Poor, hapless Ted wouldn’t have known what he was letting himself in for when he decided to make a play for her. He would have been expecting a sexy version of the bimbos who littered the movie world. Rose must have come as a nasty surprise. Nick was tempted to smirk at the thought, but he contained himself and did his utmost to look penitent.

Rose, conversely, was looking back at him with deep, unhidden suspicion.

‘It’s late.’

‘I know and I’m sorry about that.’

‘Stop apologising, Nick. It doesn’t suit you.’

Nick shot her a winning smile. ‘You’re right. It doesn’t. Let me come in?’

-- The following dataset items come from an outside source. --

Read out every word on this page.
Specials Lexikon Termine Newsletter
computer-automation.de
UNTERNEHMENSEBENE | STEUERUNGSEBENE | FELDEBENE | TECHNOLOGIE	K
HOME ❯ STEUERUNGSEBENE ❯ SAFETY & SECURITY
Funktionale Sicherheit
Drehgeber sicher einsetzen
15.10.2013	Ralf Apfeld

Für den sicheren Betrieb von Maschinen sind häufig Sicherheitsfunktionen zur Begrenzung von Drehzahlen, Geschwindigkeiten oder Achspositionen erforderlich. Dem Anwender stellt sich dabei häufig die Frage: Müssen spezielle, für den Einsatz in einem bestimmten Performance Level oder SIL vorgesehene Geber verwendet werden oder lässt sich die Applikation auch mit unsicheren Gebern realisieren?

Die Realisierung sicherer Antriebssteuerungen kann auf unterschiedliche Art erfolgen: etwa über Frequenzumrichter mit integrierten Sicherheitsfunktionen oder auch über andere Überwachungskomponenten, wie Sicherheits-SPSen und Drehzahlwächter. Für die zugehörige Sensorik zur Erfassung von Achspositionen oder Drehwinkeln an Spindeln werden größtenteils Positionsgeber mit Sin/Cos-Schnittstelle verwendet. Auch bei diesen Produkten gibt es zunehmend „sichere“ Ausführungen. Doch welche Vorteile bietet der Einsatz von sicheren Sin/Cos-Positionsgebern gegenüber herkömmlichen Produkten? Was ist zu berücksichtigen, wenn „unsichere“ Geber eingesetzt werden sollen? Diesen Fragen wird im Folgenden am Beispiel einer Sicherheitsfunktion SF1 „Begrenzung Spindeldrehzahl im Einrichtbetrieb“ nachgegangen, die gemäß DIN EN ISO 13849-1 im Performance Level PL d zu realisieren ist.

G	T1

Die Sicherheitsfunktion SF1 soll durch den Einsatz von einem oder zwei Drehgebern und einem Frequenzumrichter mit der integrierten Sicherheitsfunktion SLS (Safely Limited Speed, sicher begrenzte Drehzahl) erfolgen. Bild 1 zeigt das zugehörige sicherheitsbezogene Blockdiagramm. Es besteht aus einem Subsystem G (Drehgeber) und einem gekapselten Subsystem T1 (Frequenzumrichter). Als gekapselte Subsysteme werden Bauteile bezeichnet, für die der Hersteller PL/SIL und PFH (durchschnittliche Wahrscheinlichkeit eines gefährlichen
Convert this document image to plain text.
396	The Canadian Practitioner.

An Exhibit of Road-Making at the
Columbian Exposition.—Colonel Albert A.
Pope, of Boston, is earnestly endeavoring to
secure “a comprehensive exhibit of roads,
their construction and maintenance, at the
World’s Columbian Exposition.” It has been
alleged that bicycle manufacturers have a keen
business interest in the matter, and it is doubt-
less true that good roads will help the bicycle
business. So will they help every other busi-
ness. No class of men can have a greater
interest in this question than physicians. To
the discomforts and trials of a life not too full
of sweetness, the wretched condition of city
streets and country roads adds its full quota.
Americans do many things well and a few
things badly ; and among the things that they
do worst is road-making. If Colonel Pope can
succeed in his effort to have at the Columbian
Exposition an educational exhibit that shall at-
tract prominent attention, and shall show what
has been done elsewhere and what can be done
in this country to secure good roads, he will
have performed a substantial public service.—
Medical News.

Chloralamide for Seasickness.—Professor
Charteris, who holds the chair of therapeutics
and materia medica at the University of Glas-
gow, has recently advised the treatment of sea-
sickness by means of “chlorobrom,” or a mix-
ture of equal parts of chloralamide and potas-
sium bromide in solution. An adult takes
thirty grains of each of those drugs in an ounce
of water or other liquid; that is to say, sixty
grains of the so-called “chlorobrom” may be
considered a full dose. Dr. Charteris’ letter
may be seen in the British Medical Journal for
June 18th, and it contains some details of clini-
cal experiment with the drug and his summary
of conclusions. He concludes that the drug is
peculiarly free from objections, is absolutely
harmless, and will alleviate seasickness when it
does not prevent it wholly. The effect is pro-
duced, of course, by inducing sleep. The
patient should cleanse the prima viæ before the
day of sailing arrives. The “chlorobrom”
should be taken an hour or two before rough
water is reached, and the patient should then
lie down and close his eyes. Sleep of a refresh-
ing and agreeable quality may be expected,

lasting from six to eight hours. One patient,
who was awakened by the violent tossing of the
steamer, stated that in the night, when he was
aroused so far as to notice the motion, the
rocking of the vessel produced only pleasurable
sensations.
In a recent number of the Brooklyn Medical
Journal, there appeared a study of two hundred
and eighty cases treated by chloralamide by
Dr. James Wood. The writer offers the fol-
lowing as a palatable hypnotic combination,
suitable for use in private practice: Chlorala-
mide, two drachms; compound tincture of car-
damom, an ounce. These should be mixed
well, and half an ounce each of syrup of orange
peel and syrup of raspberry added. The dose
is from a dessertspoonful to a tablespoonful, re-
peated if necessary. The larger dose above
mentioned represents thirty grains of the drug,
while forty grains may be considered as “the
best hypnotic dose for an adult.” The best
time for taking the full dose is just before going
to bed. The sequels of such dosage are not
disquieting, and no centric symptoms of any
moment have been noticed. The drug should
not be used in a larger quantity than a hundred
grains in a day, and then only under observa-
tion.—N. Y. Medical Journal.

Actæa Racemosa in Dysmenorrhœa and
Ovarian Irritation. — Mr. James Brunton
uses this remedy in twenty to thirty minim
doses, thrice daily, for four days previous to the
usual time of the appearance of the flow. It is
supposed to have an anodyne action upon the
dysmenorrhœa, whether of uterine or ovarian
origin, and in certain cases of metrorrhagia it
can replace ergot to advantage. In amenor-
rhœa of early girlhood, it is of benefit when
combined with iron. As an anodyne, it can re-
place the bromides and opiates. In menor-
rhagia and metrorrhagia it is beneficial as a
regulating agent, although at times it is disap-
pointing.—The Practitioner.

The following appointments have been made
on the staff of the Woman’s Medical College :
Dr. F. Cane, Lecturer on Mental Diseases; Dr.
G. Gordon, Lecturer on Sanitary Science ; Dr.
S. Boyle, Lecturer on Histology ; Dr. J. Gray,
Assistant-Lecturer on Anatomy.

‘Oh, for goodness’ sake.’ She swung open the door and he walked past her into the hallway and then turned around so that he could subject her to another of those sexy smiles that made her head spin.

‘Go and sit in the lounge and I’ll bring you some coffee,’ she said, just to get rid of him while she gathered her composure in privacy somewhere.

Flowers? Chocolate? She had no idea what he was playing at, but it had sent her into a tailspin. Even as she bustled around in the small kitchen, making him his mug of coffee, she was acutely aware of him sitting in her lounge, just a matter of a few metres away. Whatever he was up to, she thought firmly, she was having none of it. She reminded herself that he had a girlfriend. A bright, sparkling, picture-perfect model with limited vocabulary. Just the kind of woman he was inevitably drawn to, never mind his brief diversion with her. And anyway, she was a free and liberated young woman now, no longer hiding behind routine and safety to protect her from the big, bad world.